Mais ne vous y trompez pas : cette SP-One ne joue pas la carte du classicisme au sens traditionnel. Elle est, comme l’écrivent nos confrères de Monochrome Watches, « une montre élégante qui murmure plutôt que de crier ». Et c’est sans doute ce qui la rend aussi puissante visuellement.
Une mécanique en apesanteur avec trois éléments flottants et hypnotiques
Si le boîtier joue la carte de la sobriété, le mouvement, lui, reste fidèle à l’esprit cinétique et architectural propre à MB&F. Le calibre SP One, développé en interne, est conçu autour de trois éléments flottants : le barillet, le balancier et un cadran incliné à 6 heures. L’ensemble est suspendu entre deux glaces saphir, comme dans une vitrine, et donne l’illusion que les composants lévitent au cœur du vide.
C’est un véritable exercice de style technique : les ponts sont invisibles, les vis absentes côté cadran, et les composants semblent posés dans l’air. Le balancier à inertie variable, logé à 2 heures, oscille à une fréquence de 2,5 Hz, tandis que le cadran DLC noir (typique de MB&F) est légèrement incliné, une prouesse rendue possible par un ingénieux engrenage conique. Ce dernier assure la transmission de l’heure malgré l’angle atypique de lecture.
Chaque détail est travaillé avec soin : 191 composants, 31 rubis, finitions à la main, chatons en or, ponts anglés, surfaces polies, satinées ou microbillées. Le mouvement est visible côté fond à travers un second verre saphir, révélant toute la complexité cachée de cette mécanique. Une belle démonstration du savoir-faire des artisans que MB&F rassemble autour de ses créations.
Et puisque l’on parle d’équilibre, notons que malgré son épaisseur annoncée de 12 mm, la SP-One paraît bien plus fine au poignet, grâce à son galbe, ses proportions maîtrisées (longueur de corne à corne : 41,9 mm) et la transparence de son architecture.
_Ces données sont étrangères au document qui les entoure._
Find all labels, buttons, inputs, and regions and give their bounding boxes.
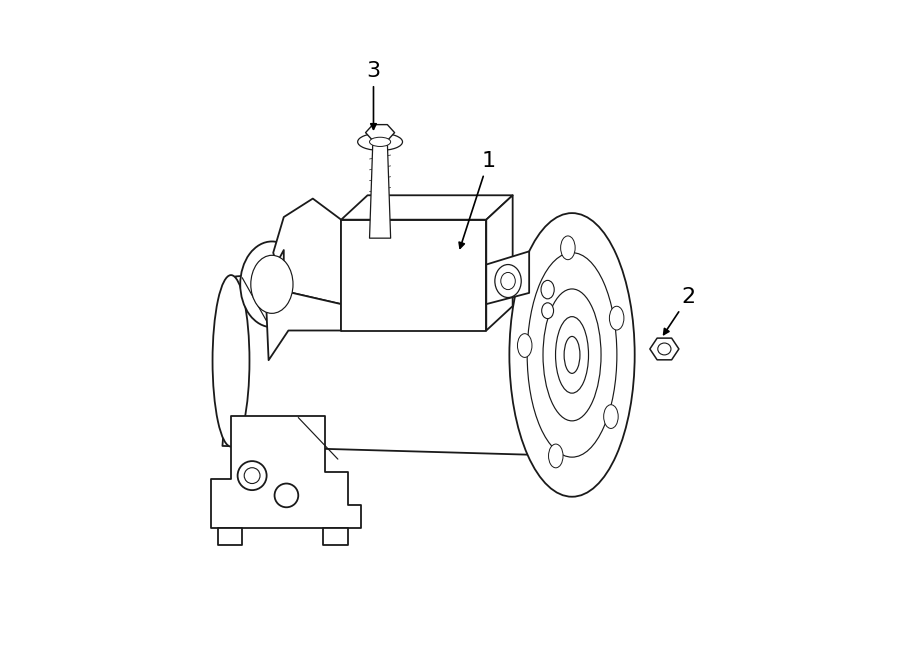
Polygon shape	[341, 219, 486, 330]
Ellipse shape	[561, 236, 575, 260]
Ellipse shape	[238, 461, 266, 490]
Ellipse shape	[604, 405, 618, 428]
Ellipse shape	[274, 484, 298, 507]
Ellipse shape	[555, 317, 589, 393]
Ellipse shape	[240, 241, 303, 327]
Ellipse shape	[527, 253, 616, 457]
Ellipse shape	[500, 272, 516, 290]
Ellipse shape	[609, 306, 624, 330]
Polygon shape	[266, 250, 341, 360]
Ellipse shape	[518, 334, 532, 358]
Ellipse shape	[542, 303, 554, 319]
Ellipse shape	[658, 343, 671, 355]
Ellipse shape	[357, 134, 402, 151]
Ellipse shape	[541, 280, 554, 299]
Polygon shape	[341, 195, 513, 219]
Ellipse shape	[251, 255, 293, 313]
Polygon shape	[323, 528, 347, 545]
Polygon shape	[365, 125, 394, 141]
Ellipse shape	[564, 336, 580, 373]
Polygon shape	[218, 528, 242, 545]
Polygon shape	[650, 338, 679, 360]
Polygon shape	[486, 195, 513, 330]
Ellipse shape	[212, 275, 249, 447]
Polygon shape	[486, 251, 529, 304]
Ellipse shape	[548, 444, 563, 468]
Ellipse shape	[543, 289, 601, 421]
Polygon shape	[274, 198, 341, 304]
Text: 3: 3	[366, 61, 381, 130]
Polygon shape	[212, 416, 361, 528]
Ellipse shape	[370, 137, 391, 147]
Ellipse shape	[244, 468, 260, 484]
Text: 2: 2	[663, 287, 696, 334]
Ellipse shape	[509, 213, 634, 496]
Polygon shape	[222, 253, 569, 456]
Polygon shape	[370, 142, 391, 238]
Text: 1: 1	[459, 151, 495, 249]
Ellipse shape	[495, 264, 521, 297]
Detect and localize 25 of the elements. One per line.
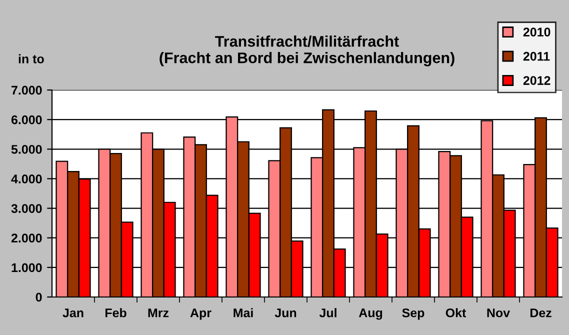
y-tick-label: 7.000 (12, 86, 42, 95)
y-tick-label: 5.000 (11, 144, 42, 154)
x-tick-label: Mai (234, 308, 253, 318)
x-tick-label: Apr (190, 308, 212, 320)
legend-label: 2011 (523, 52, 550, 61)
x-tick-label: Jul (319, 308, 336, 318)
y-tick-label: 2.000 (11, 234, 42, 243)
chart-title: Transitfracht/Militärfracht (Fracht an Bord bei Zwischenlandungen) (160, 36, 454, 66)
y-tick-label: 6.000 (11, 115, 42, 124)
x-tick-label: Jan (62, 308, 84, 318)
legend-label: 2010 (523, 28, 550, 36)
x-tick-label: Mrz (148, 308, 169, 318)
x-tick-label: Aug (358, 308, 382, 320)
x-tick-label: Feb (105, 308, 126, 318)
x-tick-label: Jun (274, 308, 296, 318)
y-tick-label: 4.000 (11, 174, 42, 184)
x-tick-label: Okt (446, 308, 466, 318)
y-tick-label: 1.000 (12, 263, 42, 272)
y-tick-label: 0 (36, 292, 42, 302)
x-tick-label: Nov (487, 308, 510, 318)
x-tick-label: Dez (530, 308, 552, 318)
y-axis-title: in to (18, 54, 44, 64)
x-tick-label: Sep (402, 308, 424, 320)
y-tick-label: 3.000 (11, 204, 42, 213)
legend-label: 2012 (523, 76, 550, 85)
C’est une montre qui se fait oublier… jusqu’à ce qu’elle capte un rayon de lumière et devienne littéralement sculpturale.
La SP-One, une montre-pivot pour MB&F ?
MB&F a annoncé que sa SP-One n’est pas une série limitée, mais que la production dépendra des capacités de la manufacture. Elle est proposée à partir de 64 000 € en or rose et voit son prix grimper à 69 000 € en platine… hors taxes. Deux versions, deux ambiances : la version platine adopte une teinte bleu ciel sur sa paroi interne biseautée, tandis que celle en or rose joue la carte de l’anthracite.
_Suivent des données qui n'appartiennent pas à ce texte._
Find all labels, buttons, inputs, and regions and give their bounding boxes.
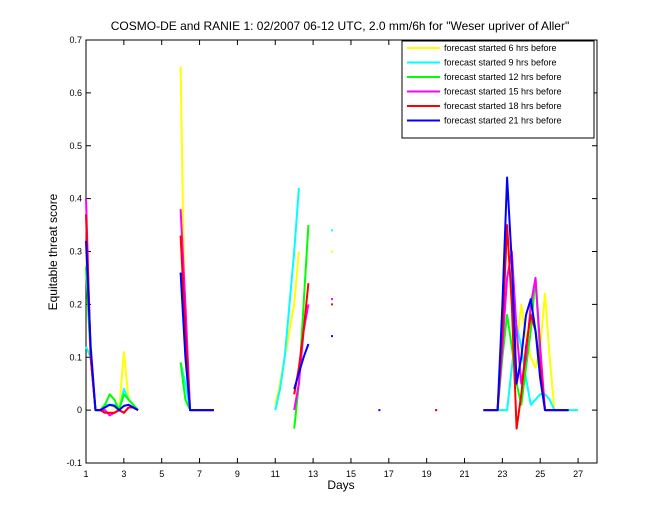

Au final, avec cette montre, MB&F ne va pas jusqu’à renier ses fondations mais dévoile une autre facette de sa personnalité. Cette collection Special Projects semble ouvrir un espace d’expression plus libre, plus intime aussi, pour des idées qui ne rentraient ni dans la logique des Horological Machines ni dans celle des Legacy Machines. Et en cela, la SP-One pourrait bien représenter un tournant subtil mais fondamental dans l’histoire de la maison.